Quel rapport entretient, en fin de cure, la répétition du transfert avec la résistance de l’analyste?
Ces journées d’études ont également amené l’impression que nous devons redéfinir ce qui fait repère théorique dans les témoignages. Evidemment en s’appuyant sur la tradition et sur ce qui a été élaboré jusque-là mais également en réinventant une pratique à partir de la période dans laquelle nous vivons. Les préparations au second témoignage ont toutes été enseignantes dans cette voie. La pratique nous devance. À l’instar de l’interprétation qui jaillit, surprend et dépasse la compréhension immédiate. L’après-coup, l’affaire de l’école, essaye de recevoir cet enseignement en le théorisant. Le témoignage, lui, surpasse le sens prévu. Il apporte à l’école un nouveau savoir qu’il s’agit
d’entendre. Il peut donc également chambouler ce que nous pensions savoir. Te laisseras-tu surprendre ?

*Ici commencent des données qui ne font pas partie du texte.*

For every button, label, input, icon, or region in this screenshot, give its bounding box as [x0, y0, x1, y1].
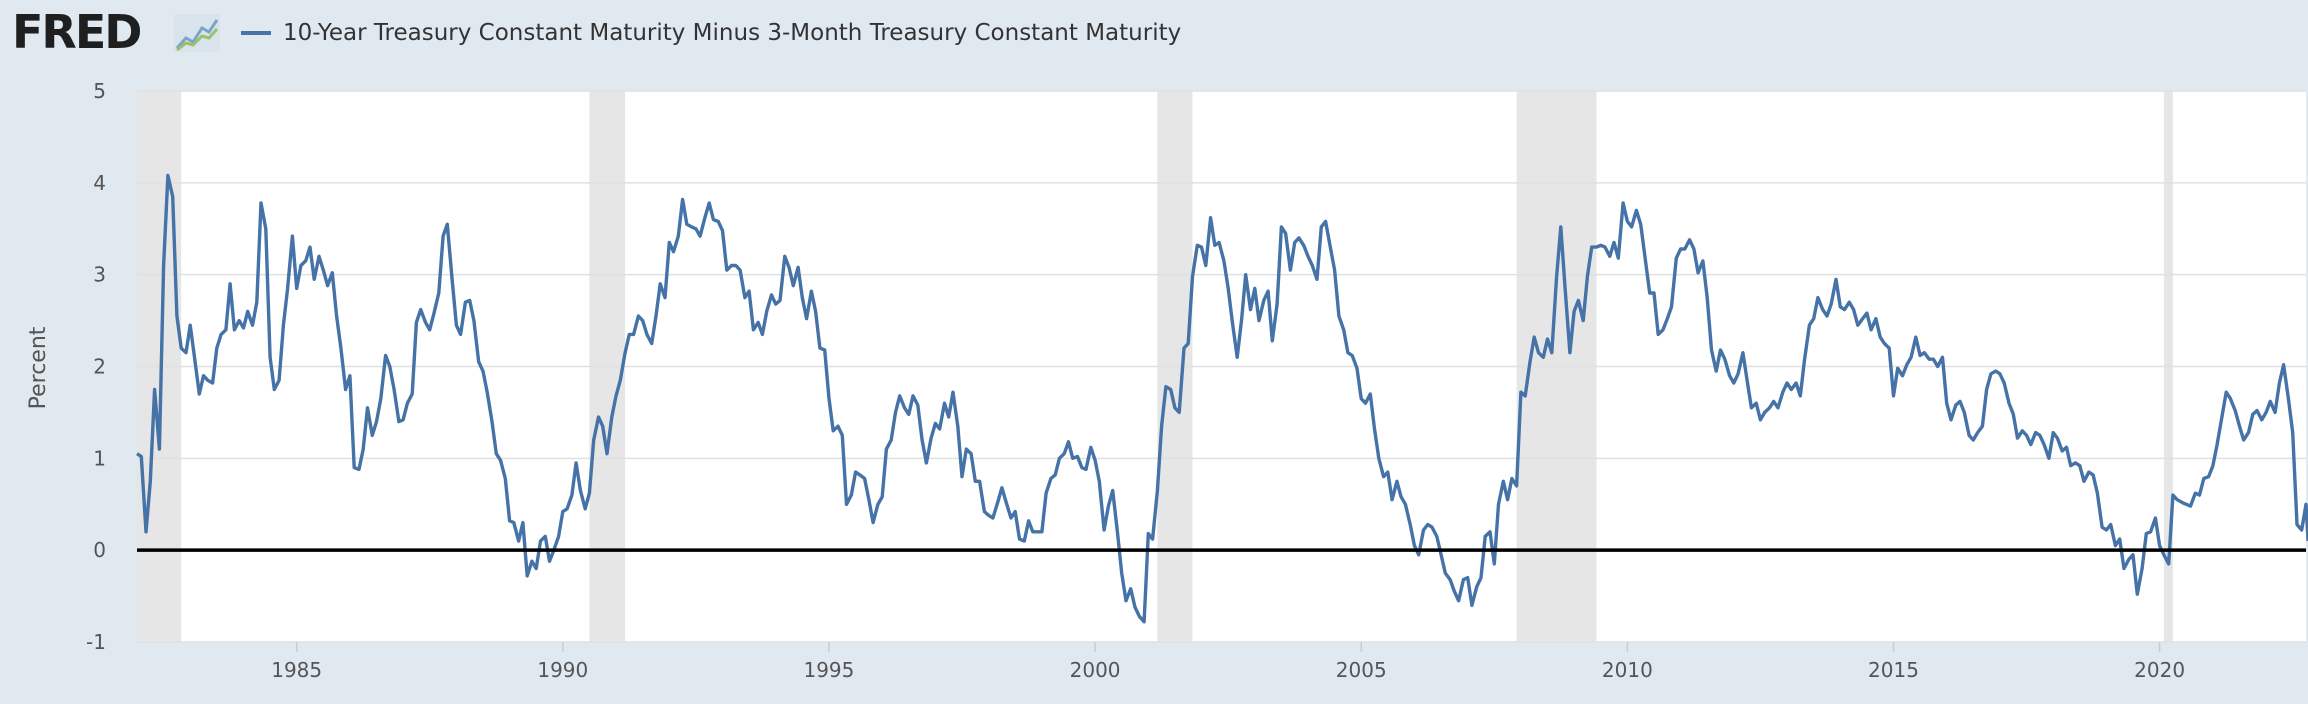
chart-header: FRED 10-Year Treasury Constant Maturity … — [0, 0, 2308, 70]
x-tick-label: 1985 — [271, 658, 322, 682]
y-tick-label: 1 — [93, 446, 106, 470]
x-tick-label: 2015 — [1868, 658, 1919, 682]
line-graph-icon — [174, 14, 220, 52]
y-tick-label: 3 — [93, 263, 106, 287]
fred-logo[interactable]: FRED — [12, 5, 142, 59]
legend-series-label: 10-Year Treasury Constant Maturity Minus… — [283, 20, 1182, 46]
legend-swatch — [241, 31, 271, 35]
y-tick-label: 5 — [93, 79, 106, 103]
series-line — [136, 173, 2308, 624]
x-tick-label: 2005 — [1336, 658, 1387, 682]
y-axis-label: Percent — [26, 326, 51, 409]
y-tick-label: 0 — [93, 538, 106, 562]
x-tick-label: 2000 — [1070, 658, 1121, 682]
y-tick-label: -1 — [86, 630, 106, 654]
y-tick-label: 4 — [93, 171, 106, 195]
y-tick-label: 2 — [93, 355, 106, 379]
x-tick-label: 1995 — [803, 658, 854, 682]
x-tick-label: 2010 — [1602, 658, 1653, 682]
x-tick-label: 2020 — [2134, 658, 2185, 682]
legend[interactable]: 10-Year Treasury Constant Maturity Minus… — [241, 16, 1181, 50]
x-tick-label: 1990 — [537, 658, 588, 682]
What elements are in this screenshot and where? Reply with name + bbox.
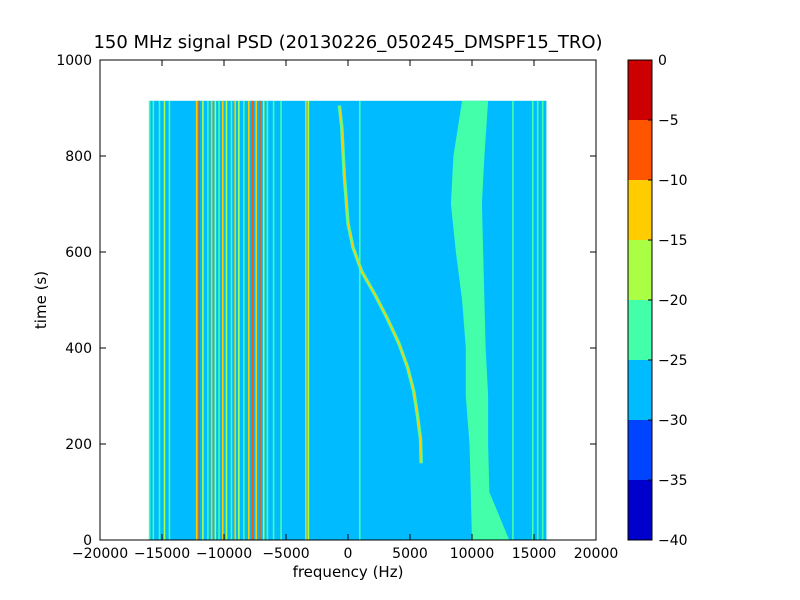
y-tick-label: 800	[65, 149, 92, 165]
y-tick-label: 1000	[56, 53, 92, 69]
chart-title: 150 MHz signal PSD (20130226_050245_DMSP…	[93, 32, 602, 53]
colorbar-tick-label: −25	[658, 353, 688, 369]
x-tick-label: −15000	[134, 546, 190, 562]
colorbar-tick-label: −35	[658, 473, 688, 489]
x-tick-label: 15000	[512, 546, 557, 562]
colorbar-level	[628, 300, 652, 360]
x-tick-label: 5000	[392, 546, 428, 562]
y-tick-label: 400	[65, 341, 92, 357]
colorbar-levels	[628, 60, 652, 540]
y-tick-label: 0	[83, 533, 92, 549]
y-tick-label: 200	[65, 437, 92, 453]
noise-band	[450, 100, 510, 540]
x-tick-label: 20000	[574, 546, 619, 562]
colorbar-tick-label: −40	[658, 533, 688, 549]
colorbar-level	[628, 120, 652, 180]
x-tick-label: −5000	[262, 546, 309, 562]
y-tick-label: 600	[65, 245, 92, 261]
x-axis-label: frequency (Hz)	[293, 563, 404, 581]
heatmap-layer	[148, 100, 547, 540]
colorbar-tick-label: −10	[658, 173, 688, 189]
colorbar-level	[628, 420, 652, 480]
colorbar-tick-label: −15	[658, 233, 688, 249]
x-tick-label: 0	[344, 546, 353, 562]
colorbar-level	[628, 240, 652, 300]
plot-area: −20000 −15000 −10000 −5000 0 5000 10000 15000 20…	[56, 53, 618, 562]
colorbar-tick-label: 0	[658, 53, 667, 69]
x-tick-label: −10000	[196, 546, 252, 562]
x-axis-ticks: −20000 −15000 −10000 −5000 0 5000 10000 15000 20…	[72, 60, 618, 562]
y-axis-ticks: 0 200 400 600 800 1000	[56, 53, 596, 549]
colorbar-level	[628, 360, 652, 420]
colorbar-level	[628, 480, 652, 540]
y-axis-label: time (s)	[32, 271, 50, 329]
colorbar: 0 −5 −10 −15 −20 −25 −30 −35 −40	[627, 53, 688, 549]
colorbar-tick-label: −30	[658, 413, 688, 429]
colorbar-level	[628, 60, 652, 120]
colorbar-ticks: 0 −5 −10 −15 −20 −25 −30 −35 −40	[648, 53, 688, 549]
x-tick-label: −20000	[72, 546, 128, 562]
colorbar-tick-label: −5	[658, 113, 679, 129]
colorbar-tick-label: −20	[658, 293, 688, 309]
drifting-trace	[338, 105, 422, 464]
x-tick-label: 10000	[450, 546, 495, 562]
colorbar-level	[628, 180, 652, 240]
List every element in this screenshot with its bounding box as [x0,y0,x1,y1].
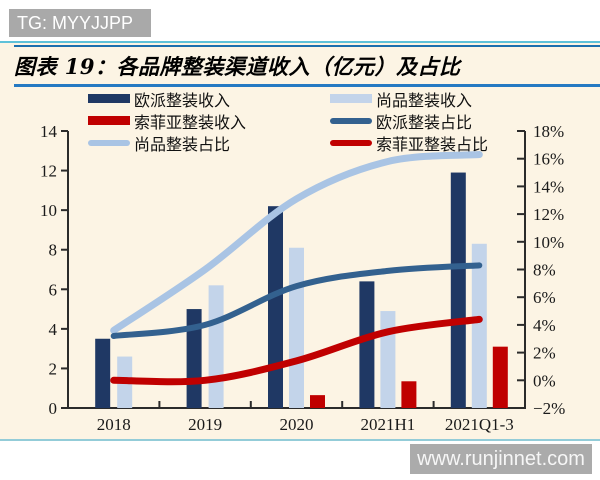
right-axis-tick-label: 6% [533,288,556,307]
x-axis-category-label: 2021Q1-3 [445,415,514,434]
right-axis-tick-label: 4% [533,316,556,335]
legend-swatch-bar [330,94,372,103]
left-axis-tick-label: 12 [40,162,57,181]
legend-label: 尚品整装收入 [376,90,473,110]
right-axis-tick-label: 8% [533,261,556,280]
chart-title: 图表 19：各品牌整装渠道收入（亿元）及占比 [14,54,461,79]
left-axis-tick-label: 2 [49,359,58,378]
trend-line [110,151,483,334]
bar [450,172,466,408]
legend-item: 尚品整装收入 [330,89,488,110]
legend-swatch-line [330,117,372,124]
left-axis-tick-label: 4 [49,320,58,339]
right-axis-tick-label: −2% [533,399,565,418]
right-axis-tick-label: 16% [533,150,564,169]
x-axis-category-label: 2020 [280,415,314,434]
top-rule [14,45,600,47]
legend-label: 索菲亚整装占比 [376,134,489,154]
site-watermark-bar: www.runjinnet.com [410,444,592,474]
legend-swatch-line [330,139,372,146]
legend-label: 尚品整装占比 [134,134,231,154]
legend-label: 索菲亚整装收入 [134,112,247,132]
bar [208,285,224,408]
legend-item: 索菲亚整装占比 [330,133,489,154]
right-axis-tick-label: 10% [533,233,564,252]
legend-swatch-bar [88,94,130,103]
tg-watermark-text: TG: MYYJJPP [17,13,134,33]
bar [359,281,375,408]
right-axis-tick-label: 18% [533,122,564,141]
bar [95,338,111,408]
x-axis-category-label: 2018 [97,415,131,434]
left-axis-tick-label: 6 [49,280,58,299]
tg-watermark-badge: TG: MYYJJPP [9,9,151,37]
x-axis-category-label: 2021H1 [361,415,416,434]
title-underline [14,84,600,87]
bar [380,311,396,408]
combo-chart: 0 2 4 6 8 10 12 14 −2% 0% 2% 4% 6% 8% 10% 12% 14% 16% 18% 2… [40,122,565,434]
bar [471,243,487,408]
legend-item: 欧派整装占比 [330,111,488,132]
legend-swatch-line [88,139,130,146]
trend-line [110,315,483,386]
chart-legend: 欧派整装收入 尚品整装收入索菲亚整装收入 欧派整装占比尚品整装占比 索菲亚整装占比 [88,89,489,154]
legend-item: 索菲亚整装收入 [88,111,330,132]
bar [492,346,508,408]
legend-label: 欧派整装占比 [376,112,473,132]
chart-card: 图表 19：各品牌整装渠道收入（亿元）及占比 欧派整装收入 尚品整装收入 索菲亚整装… [0,41,600,441]
x-axis-category-label: 2019 [188,415,222,434]
trend-line [110,262,483,339]
legend-label: 欧派整装收入 [134,90,231,110]
bar [289,247,304,408]
legend-item: 欧派整装收入 [88,89,330,110]
legend-swatch-bar [88,116,130,125]
left-axis-tick-label: 10 [40,201,57,220]
right-axis-tick-label: 2% [533,344,556,363]
left-axis-tick-label: 0 [49,399,58,418]
right-axis-tick-label: 14% [533,177,564,196]
left-axis-tick-label: 14 [40,122,58,141]
bar [401,381,417,408]
right-axis-tick-label: 0% [533,371,556,390]
bar [310,395,325,408]
legend-item: 尚品整装占比 [88,133,330,154]
right-axis-tick-label: 12% [533,205,564,224]
left-axis-tick-label: 8 [49,241,58,260]
bar [268,206,283,408]
site-watermark-text: www.runjinnet.com [417,448,585,470]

Qu’est-ce qui rassemble une communauté d’analystes ? Quel est ce désir ? En ce qui me concerne il y a un désir de recherche et un désir de surprise. L’étonnement de la chose analytique ! Quel est pour toi l’objet analytique ? Un halo symbolique entoure l’assemblée d’analystes et donne une forme au goût de la découverte. Découverte pulsionnelle pourrais-je dire, qui renaît de ses cendres. La surprise également du surgissement imprévu des effets de l’inconscient au décours d’un mot, d’une phrase, d’une tonalité, d’un silence. Surpris par le désir ! Ce désir au sein de l’agora se rencontre à la croisée de la parole et de l’écoute. L’autre est donc nécessaire. L’inconscient c’est le social, à condition qu’il y ait des analystes qui l’entendent. Comment qualifier ce lien qui réunit les analystes d’une école ?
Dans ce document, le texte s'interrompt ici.